The United States made its long-awaited return to the lunar surface after over 50 years. The private spacecraft Odysseus, operated by Texas-based company Intuitive Machines, completed a 73-minute descent and landed near the moon’s south pole on Thursday.

NASA celebrated the accomplishment as a giant leap forward in space exploration. Although there was no immediate confirmation of the lander’s status, the craft reached its planned landing site at crater Malapert A. Later, Intuitive Machines confirmed that Odysseus was upright and transmitting data.

Mission managers are currently working on downlinking the first images from the lunar surface. Thursday’s soft landing had an 80% chance of success, according to the founder of Intuitive Machines, Steve Altemus.

This marks the first time a US-built spacecraft has landed on the moon since NASA’s last crewed visit with the Apollo 17 mission in December 1972. It also stands as the inaugural visit by a commercial vehicle following the recent failure of Peregrine One, another NASA-private company partnership with Astrobotic.

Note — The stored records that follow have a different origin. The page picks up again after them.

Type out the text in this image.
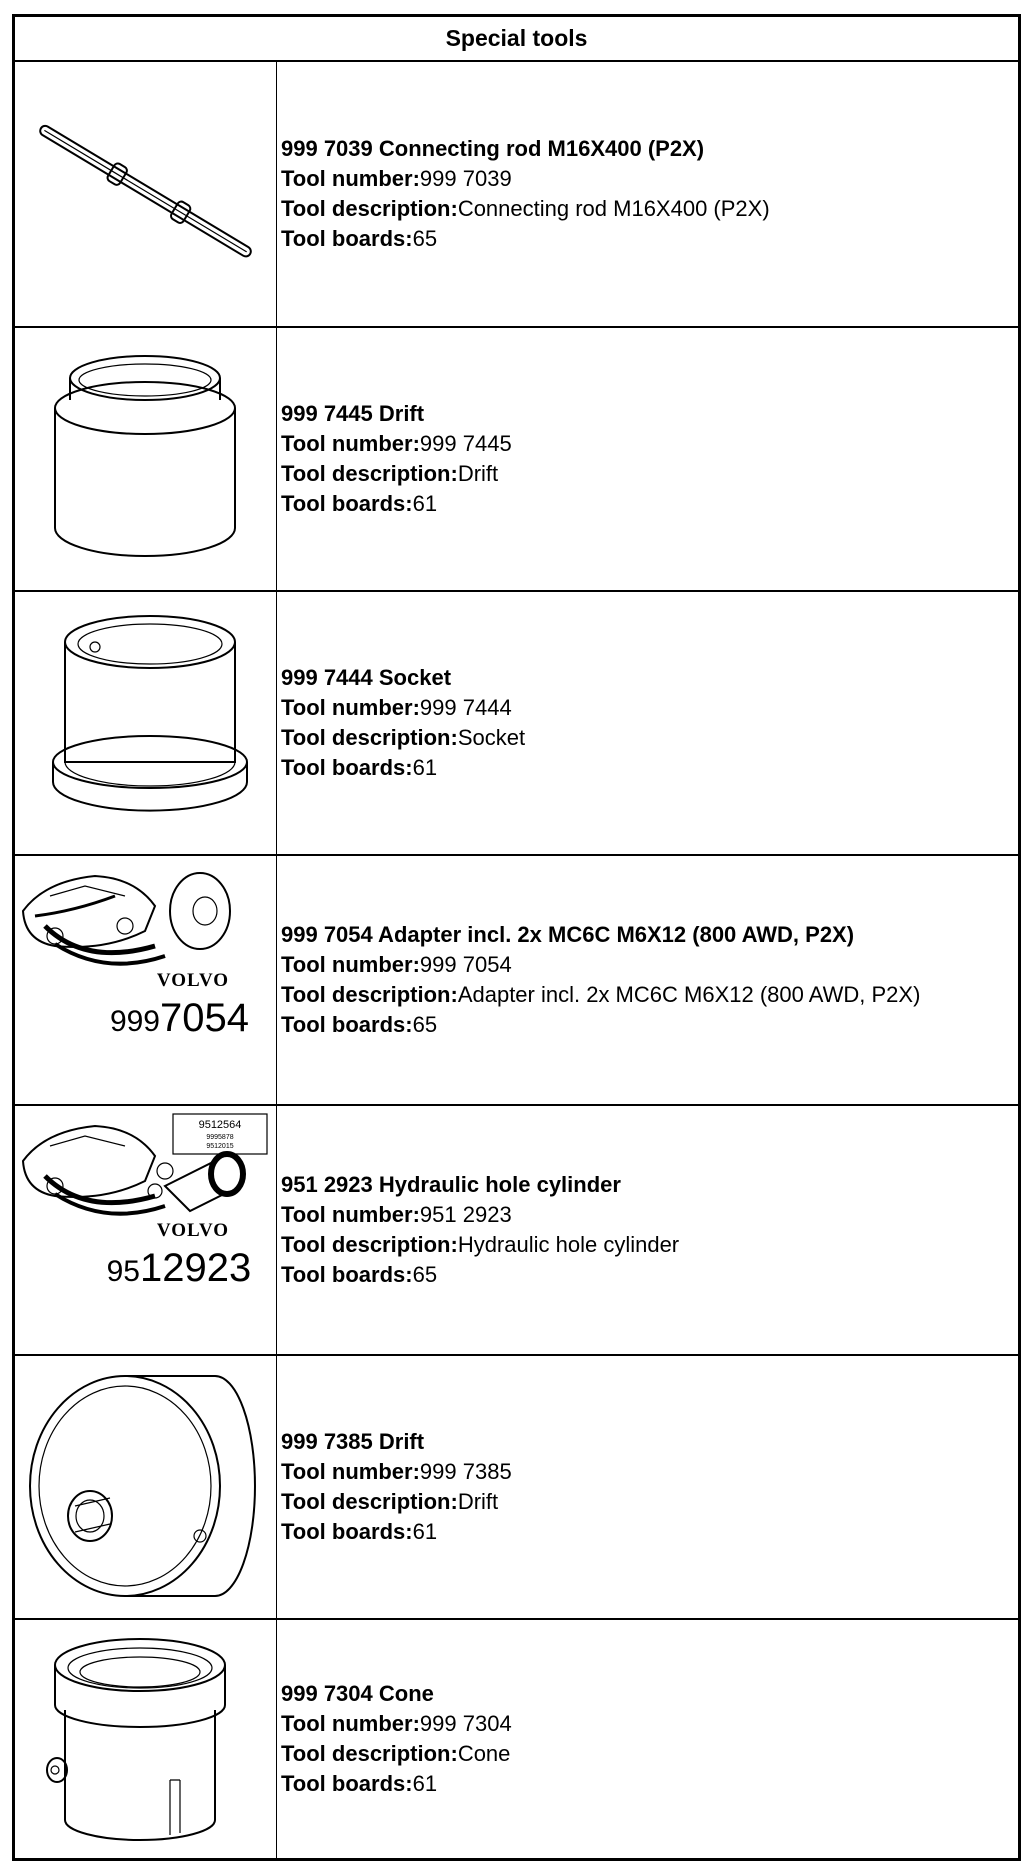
Special tools
999 7039 Connecting rod M16X400 (P2X)
Tool number:999 7039
Tool description:Connecting rod M16X400 (P2X)
Tool boards:65
999 7445 Drift
Tool number:999 7445
Tool description:Drift
Tool boards:61
999 7444 Socket
Tool number:999 7444
Tool description:Socket
Tool boards:61
VOLVO
999 7054
999 7054 Adapter incl. 2x MC6C M6X12 (800 AWD, P2X)
Tool number:999 7054
Tool description:Adapter incl. 2x MC6C M6X12 (800 AWD, P2X)
Tool boards:65
9512564
9995878
9512015
VOLVO
95 12923
951 2923 Hydraulic hole cylinder
Tool number:951 2923
Tool description:Hydraulic hole cylinder
Tool boards:65
999 7385 Drift
Tool number:999 7385
Tool description:Drift
Tool boards:61
999 7304 Cone
Tool number:999 7304
Tool description:Cone
Tool boards:61
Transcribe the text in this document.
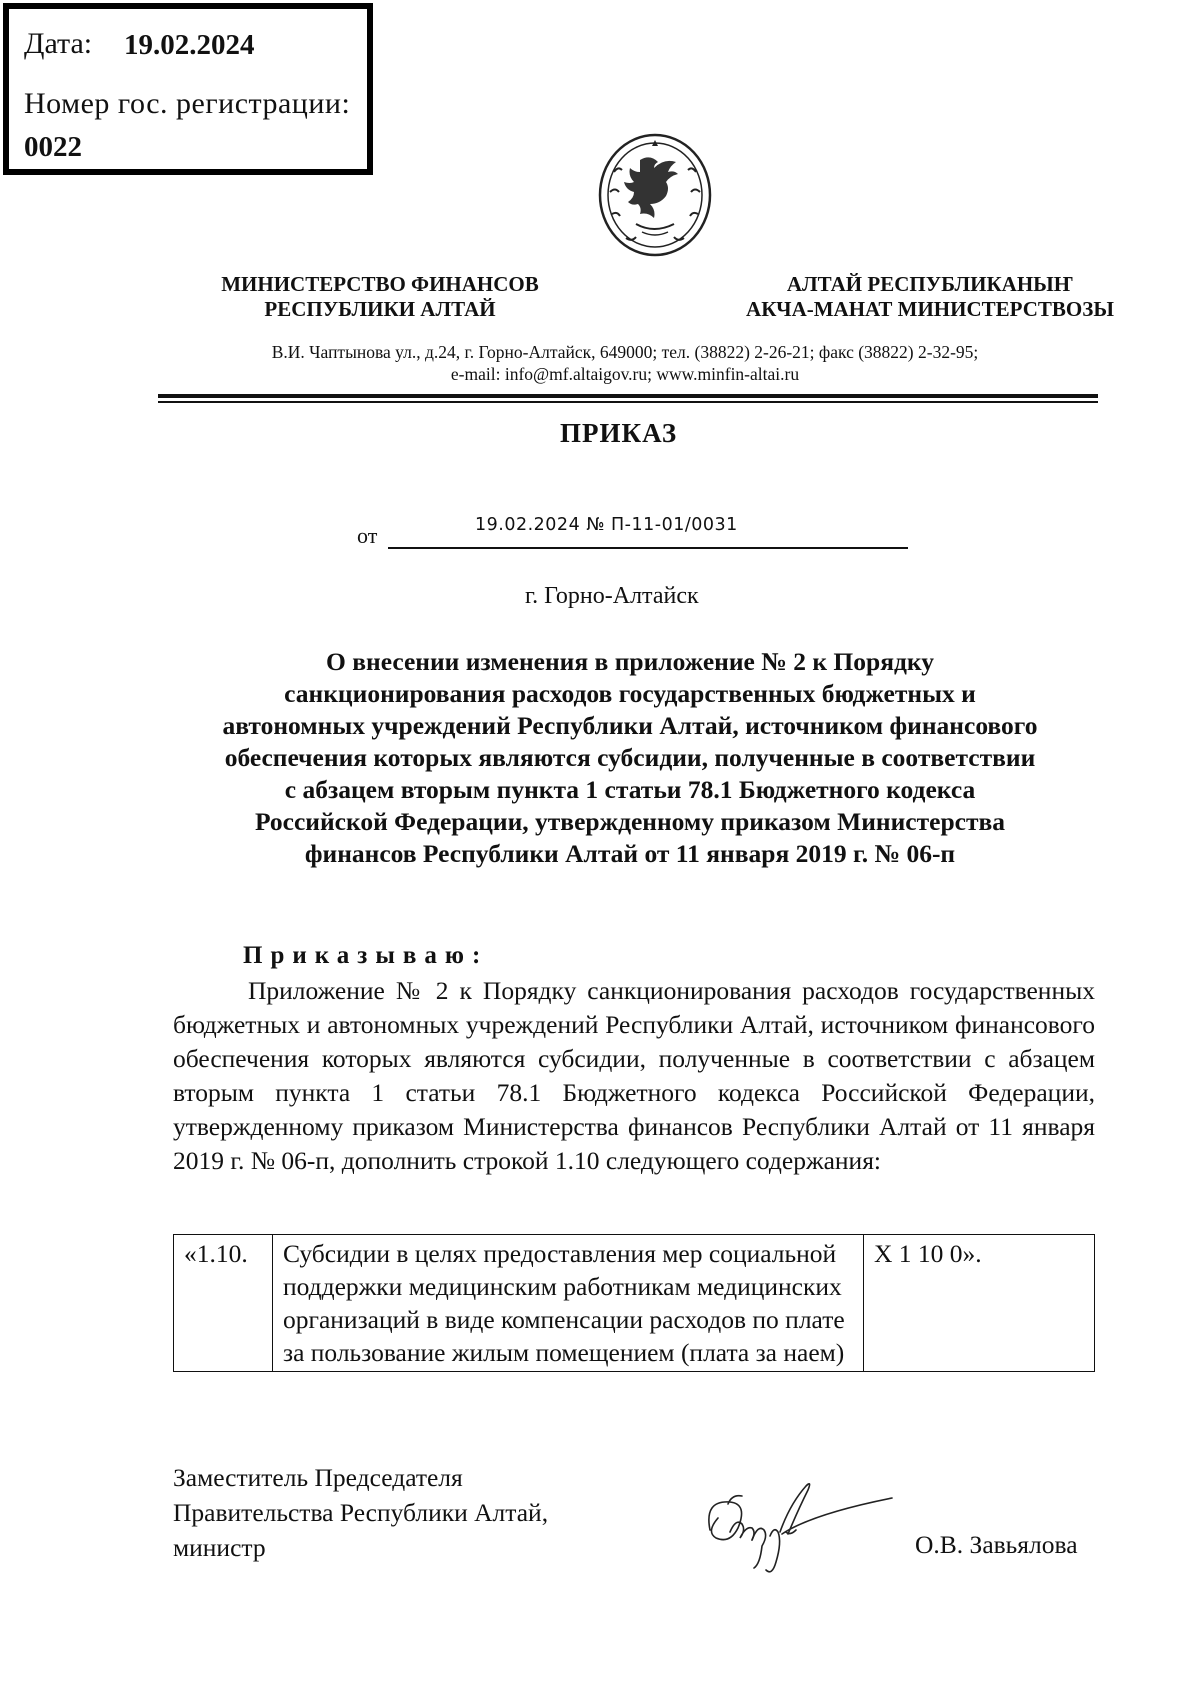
Дата: 19.02.2024
Номер гос. регистрации:
0022
МИНИСТЕРСТВО ФИНАНСОВ
РЕСПУБЛИКИ АЛТАЙ
АЛТАЙ РЕСПУБЛИКАНЫҤ
АКЧА-МАНАТ МИНИСТЕРСТВОЗЫ
В.И. Чаптынова ул., д.24, г. Горно-Алтайск, 649000; тел. (38822) 2-26-21; факс (38822) 2-32-95;
e-mail: info@mf.altaigov.ru; www.minfin-altai.ru
ПРИКАЗ
от	19.02.2024 № П-11-01/0031
г. Горно-Алтайск
О внесении изменения в приложение № 2 к Порядку
санкционирования расходов государственных бюджетных и
автономных учреждений Республики Алтай, источником финансового
обеспечения которых являются субсидии, полученные в соответствии
с абзацем вторым пункта 1 статьи 78.1 Бюджетного кодекса
Российской Федерации, утвержденному приказом Министерства
финансов Республики Алтай от 11 января 2019 г. № 06-п
Приказываю:
Приложение № 2 к Порядку санкционирования расходов государственных бюджетных и автономных учреждений Республики Алтай, источником финансового обеспечения которых являются субсидии, полученные в соответствии с абзацем вторым пункта 1 статьи 78.1 Бюджетного кодекса Российской Федерации, утвержденному приказом Министерства финансов Республики Алтай от 11 января 2019 г. № 06-п, дополнить строкой 1.10 следующего содержания:
«1.10.	Субсидии в целях предоставления мер социальной поддержки медицинским работникам медицинских организаций в виде компенсации расходов по плате за пользование жилым помещением (плата за наем)	Х 1 10 0».
Заместитель Председателя
Правительства Республики Алтай,
министр	О.В. Завьялова
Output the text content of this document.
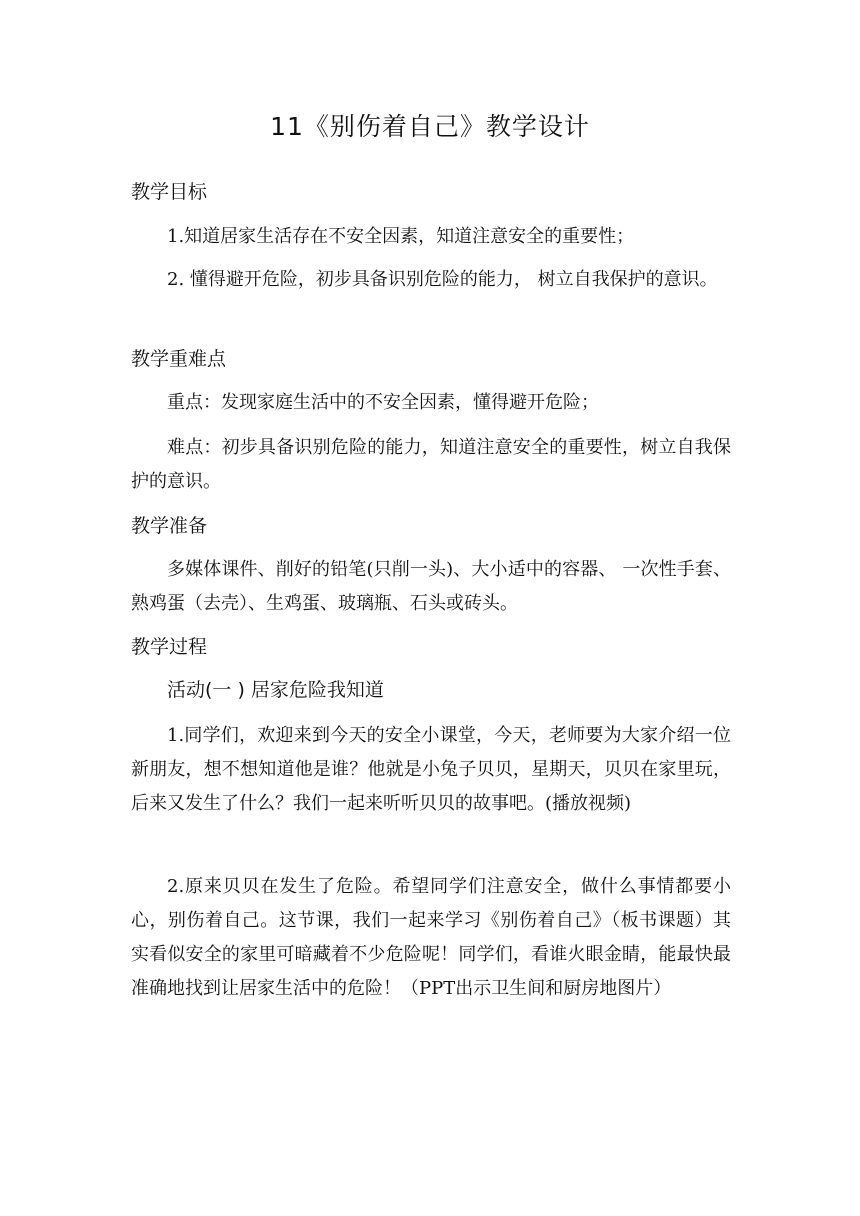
11《别伤着自己》教学设计
教学目标

1.知道居家生活存在不安全因素，知道注意安全的重要性；

2. 懂得避开危险，初步具备识别危险的能力， 树立自我保护的意识。

教学重难点

重点：发现家庭生活中的不安全因素，懂得避开危险；

难点：初步具备识别危险的能力，知道注意安全的重要性，树立自我保护的意识。

教学准备

多媒体课件、削好的铅笔(只削一头)、大小适中的容器、 一次性手套、熟鸡蛋（去壳）、生鸡蛋、玻璃瓶、石头或砖头。

教学过程
活动(一 ) 居家危险我知道

1.同学们，欢迎来到今天的安全小课堂，今天，老师要为大家介绍一位新朋友，想不想知道他是谁？他就是小兔子贝贝，星期天，贝贝在家里玩，后来又发生了什么？我们一起来听听贝贝的故事吧。(播放视频)

2.原来贝贝在发生了危险。希望同学们注意安全，做什么事情都要小心，别伤着自己。这节课，我们一起来学习《别伤着自己》（板书课题）其实看似安全的家里可暗藏着不少危险呢！同学们，看谁火眼金睛，能最快最准确地找到让居家生活中的危险！（PPT出示卫生间和厨房地图片）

NASA administrator Bill Nelson emphasised the historical significance, noting that the US has returned to the moon for the first time in over half a century, and it’s the first time a commercial American company led the lunar voyage in the history of humanity.

The 14ft hexagonal, six-legged Nova-C lander, affectionately nicknamed Odie, is part of NASA’s Commercial Lunar Payload Services (CLPS) initiative to support the Artemis program. NASA contributed $118m, and Intuitive Machines funded an additional $130m.

The landing site, near the moon’s south pole, is believed to be rich in frozen water, essential for sustaining a permanent lunar base and future human missions to Mars. Despite being a hazardous area with many craters, it was chosen for its potential abundance of frozen water. Scientists believe that tiny glass beads on the moon’s surface may contain “billions of tonnes of water” to be extracted and used in future missions.

NASA Administrator Bill Nelson justified the efforts, stating that finding water is crucial because it can be converted into rocket fuel, envisioning the possibility of a gas station on the moon’s south pole.

The solar-powered Odysseus lander has a planned operational life of seven days. During this time, NASA aims to analyse how the lunar soil reacts to the impact of the landing. Other scientific instruments on Odysseus will study space weather effects on the lunar surface, and a network of markers for communication and navigation will be deployed.

NASA’s Artemis programme, focused on returning to the moon, is part of a broader vision that includes crewed missions to Mars within the next two decades. The programme aims to keep the US ahead of Russia and China, both planning their human lunar landings.

Other countries, including Russia, China, India, and Japan (with its Smart Lander for Investigating the Moon – Slim), have successfully placed uncrewed spacecraft on the moon. Intuitive Machines has two more launches scheduled for later in the year, involving an ice drill to extract ingredients for rocket fuel and another Nova-C lander containing a small NASA rover and four small robots for surface exploration.